Avoiding npm install whack-a-mole
When pulling new commits, sometimes package.json and/or package-lock.json (depending on your development workflow) changes. It can be difficult to know when it changes if there are a lot of files changed (although git diff will easily show you), or you might forget.
It may not appear to be that bad, missing either an npm install or an npm ci when package.json changes that is. When I try to build the project it'll say this weird error about some dependency, right? Then I'll just run npm install.
The issue is that some dependencies don't change enough for them to be incompatible. This means that your project may successfully compile and run, and maybe even pass the tests. You'll be writing code for the older version of the library. The new library change might have just fixed a security vulnerability for example and didn't make any user-facing API changes. This means that, when running it on the CI, it'll work just fine.
Or, it could have fixed a bug, changing behavior. You might not notice until the CI build pipeline or worse, it might go into production unnoticed.
It might be a small change, in which case it doesn't matter much. Or it could be a big enough change that is noticeable to the end user.
It might go unnoticed during code review if others only upgrade their dependencies when they get errors, which might not occur for all dependencies.
Just running npm install or npm ci every pull
While this isn't necessarily a bad idea, it's a bit wasteful. If the package.json or package-lock.json hasn't changed and you're already up to date, then running npm install again might not do anything. Now, there are exceptions to this rule. The npm install command can update the package-lock.json file, so if your team uses this method of development then there's less you can do to optimize it.

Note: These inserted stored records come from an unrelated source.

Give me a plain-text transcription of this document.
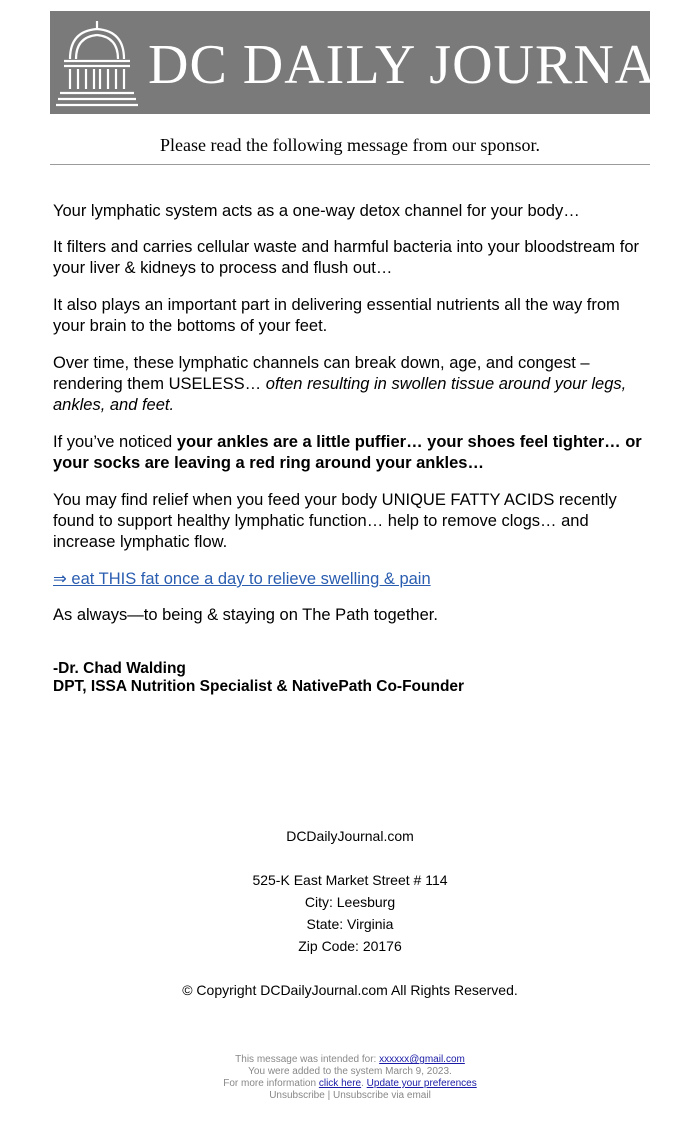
DC DAILY JOURNAL
Please read the following message from our sponsor.

Your lymphatic system acts as a one-way detox channel for your body…

It filters and carries cellular waste and harmful bacteria into your bloodstream for your liver & kidneys to process and flush out…

It also plays an important part in delivering essential nutrients all the way from your brain to the bottoms of your feet.

Over time, these lymphatic channels can break down, age, and congest – rendering them USELESS… often resulting in swollen tissue around your legs, ankles, and feet.

If you’ve noticed your ankles are a little puffier… your shoes feel tighter… or your socks are leaving a red ring around your ankles…

You may find relief when you feed your body UNIQUE FATTY ACIDS recently found to support healthy lymphatic function… help to remove clogs… and increase lymphatic flow.

⇒ eat THIS fat once a day to relieve swelling & pain

As always—to being & staying on The Path together.

-Dr. Chad Walding
DPT, ISSA Nutrition Specialist & NativePath Co-Founder
DCDailyJournal.com
525-K East Market Street # 114
City: Leesburg
State: Virginia
Zip Code: 20176
© Copyright DCDailyJournal.com All Rights Reserved.
This message was intended for: xxxxxx@gmail.com
You were added to the system March 9, 2023.
For more information click here. Update your preferences
Unsubscribe | Unsubscribe via email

What we need is a better system, one that only runs npm ci or npm install when the package.json or the package-lock.json files change.
A solution
Just concatenate package.json and package-lock.json and take the hash, right? Then check if the hashes differ when you run npm run start or npm run test and call npm install or npm ci as needed, right? Well, almost.
JSON syntax whitespace changes and different line endings don't mean that the actual files themselves changed, and rearranging the associative keys doesn't mean that something was added or deleted. Rebuilding on these cases is wasteful.
What we can do is use a command-line JSON parser called jq to help us. We can tell it to compress the JSON into one line and to sort the keys. This means that variations to whitespacing or key ordering won't affect the hash. The command to do this is:
| echo "$(jq –sort-keys -c . package.json package-lock.json)" | sha256sum |
| The reason I'm using echo and not echo -n is to preserve the hash of the individual files. For example, if I run jq -c . package-lock.json | sha256sum it'd be the same hash as if I were to run the above command but delete package.json. |
This command will work even if you:
- Don't have either file.
- Have one or the other.
- Have both files.
If one of the files isn't found, it will complain (but still work); a cleaner command is the exercise for the reader.
How would I implement this?
Here's what you can do:
- Create a new npm script called needs-to-update.
- This script would hash the package.json and package-lock.json file and check if it matches the hash in node-modules-hash.txt.
- If the hash doesn't match, or the file doesn't exist, then it will run npm ci, then set the contents of node-modules-hash.txt to the hash of package.json and package-lock.json.
- Additionally, you must wrap all npm scripts (except for ci) such as npm run lint, npm run start to call the needs-to-update script first.
- Ensure you check node-modules-hash.txt into a .gitignore or a local .gitattributes file. Other developers should not have your node-modules-hash.txt file because each developer may or may not have updated their node_modules folder.
So, whenever you run npm run start, needs-to-update will check if your dependencies need to be updated. If they do, then it'll update them for you then call npm start. You'll always be sure you'll have the right dependencies. This also works if you're git bisecting because the contents of node-modules-hash.txt won't change on disk, and will reflect the hash of the node_modules folder.
If you're concerned that npm install or npm ci will wipe something out unexpectedly, or if you have custom changes to the node_modules folder, you could make it print an error message instead and halt, saying that the dependencies are out of date.
If you do actually end up implementing it, I would recommend reading about the differences between npm install and npm ci, and whether your team has package-lock.json committed and its ramifications of it not being committed. This could mean the difference of whether this solution works or not.
Caveats
- If you're using git bisect (or checking out older commits), and you've run a script like npm link in the past, then this script won't know what script you've used to run in the past. This is more of a general issue when trying to run previous versions of an app and reproducibility concerns.
- The command npm install can modify the package.json file in the past. Consider using npm ci instead to lock what you've had in the past. The issue however with npm ci is that if you have a very strange setup where you haven't updated in a very long time and you go back in time and try running npm ci, then it might not be the same state as what you've once had if you're not using reproducible builds. This is only a concern if you don't use CI.
- This command will only work on Bash and needs jq installed.
- If node-modules-hash.txt can't be created (e.g. permissions issues), then it will re-re-re-run the installation steps every time you run start or test. Ensure you have correct permissions.